How to use it: Include a few examples of successful past emails or ads within the prompt to guide the AI in creating new, similar content that fits your marketing goals.

Few-shot prompting example

Utilize chain-of-thought (CoT) prompting for source content creation

Why use it: Chain-of-thought (CoT) prompting enhances the AI’s ability to handle complex tasks by breaking down the reasoning process into intermediate steps. This is particularly useful for generating detailed content that requires logical structuring and clarity, such as long-form articles, white papers, or product descriptions.

Where to use it:

  1. In-depth articles: Use CoT prompting to generate detailed and well-structured articles or blog posts that cover intricate topics comprehensively.

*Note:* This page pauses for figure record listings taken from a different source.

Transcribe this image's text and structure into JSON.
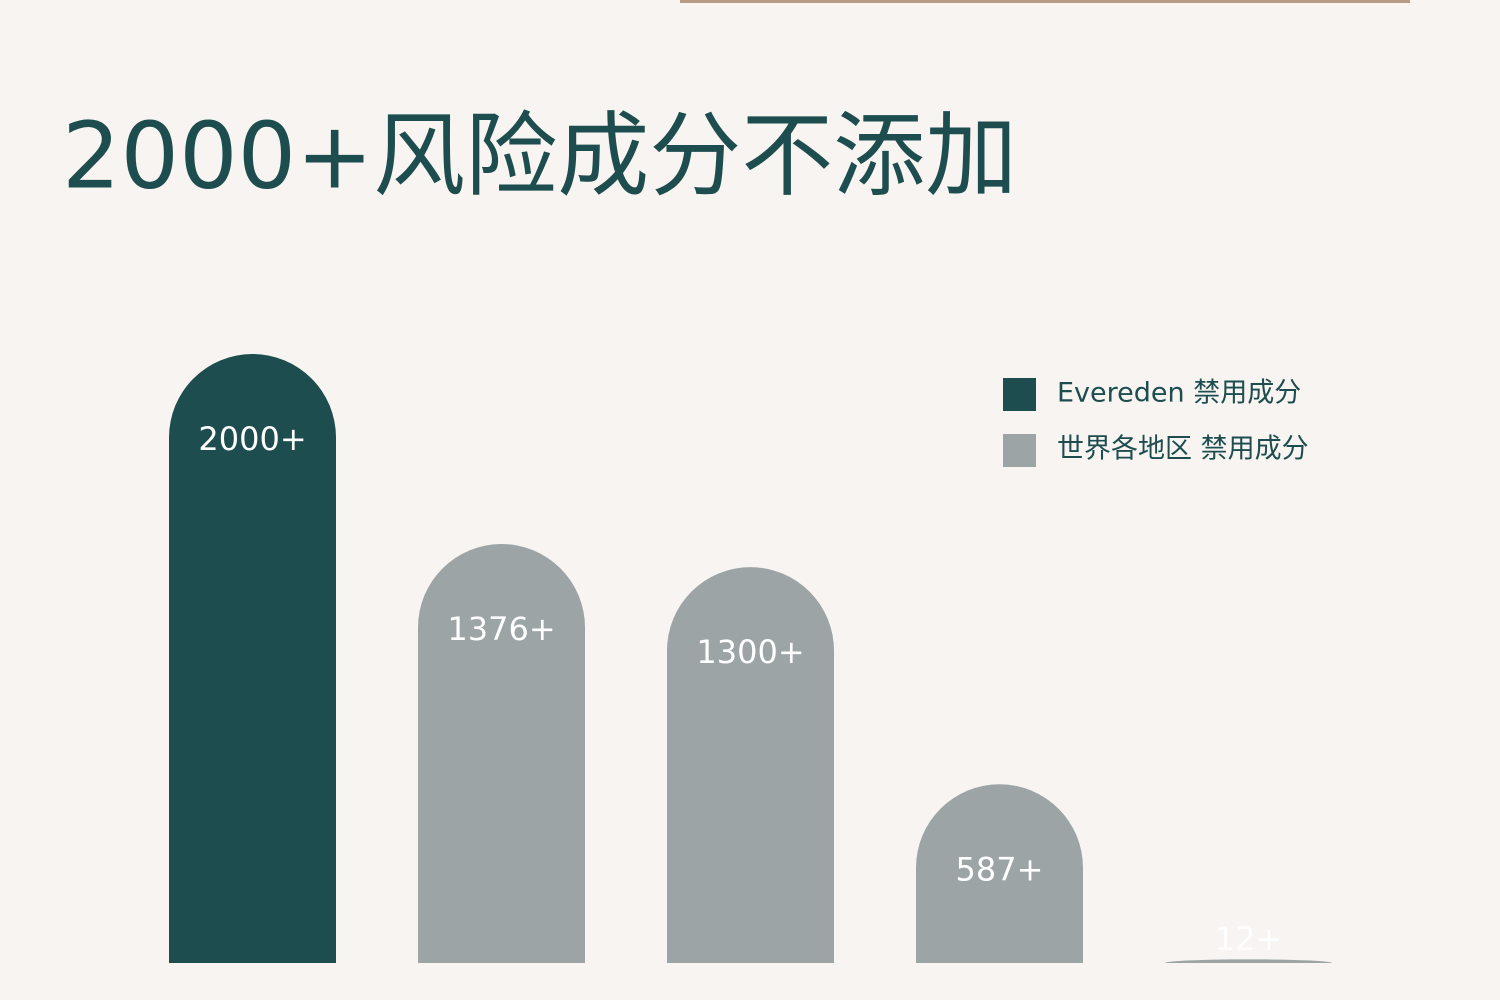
{
  "chart_data": {
    "type": "bar",
    "title": "2000+风险成分不添加",
    "categories": [
      null,
      null,
      null,
      null,
      null
    ],
    "series": [
      {
        "name": "Evereden 禁用成分",
        "color": "#1e4d4f",
        "values": [
          2000,
          null,
          null,
          null,
          null
        ],
        "value_labels": [
          "2000+",
          null,
          null,
          null,
          null
        ]
      },
      {
        "name": "世界各地区 禁用成分",
        "color": "#9ca4a5",
        "values": [
          null,
          1376,
          1300,
          587,
          12
        ],
        "value_labels": [
          null,
          "1376+",
          "1300+",
          "587+",
          "12+"
        ]
      }
    ]
  }
}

  2. Product descriptions: Create rich, informative product descriptions that highlight features and benefits clearly and logically.

  3. Educational content: Develop training materials, guides, and tutorials that provide step-by-step instructions or explanations.


How to use it: Prompt the AI with an example of a detailed product description and ask it to generate similar descriptions for new products, ensuring each step of the reasoning process is included.

Chain-of-Thought (CoT) prompting example

Enhance customer engagement with role and emotion prompting

Why use it: Role and emotion prompting allow you to customize the tone, style, and emotional appeal of your communications, making them more relatable and engaging for your audience. By instructing the AI to adopt a specific persona or evoke particular emotions, you can create content that connects more deeply with your customers.

Where to use it:

  1. Social media: Create posts that resonate emotionally with your audience, driving higher engagement and interaction.

  2. Sales copy: Use emotion prompting to craft persuasive sales messages that appeal to your customers’ needs and desires.

  3. Customer support: Train chatbots to adopt a helpful, empathetic tone when responding to customer inquiries, enhancing the overall customer experience.


How to use it: Instruct the AI to generate a social media post from the perspective of a friendly and knowledgeable brand ambassador, emphasizing excitement and enthusiasm for a new product launch.

Role prompting example

AI attribution disclosure:

This eBook was created with a mix of AI techniques.

AI-augmented: GPT-4o summarized the paper, which I have also read, and wrote the initial drafts of the objectives and recommendations sections. As my prompts provided my point of view for inclusion in the output, I only had to make final edits to the wording, punctuation, and grammar to make it more digestible and reflect how I write.

AI-directed: GPT-4o wrote the prompts for each technique based on the goals I provided and its knowledge of prompt best practices. Who better to know how to prompt AI than an AI tool?

AI-assisted: I wrote the introduction based on my understanding of the report combined with my experience as a marketer and training marketing teams. I used GPT-4o to shorten my responses, although I didn’t always take its feedback.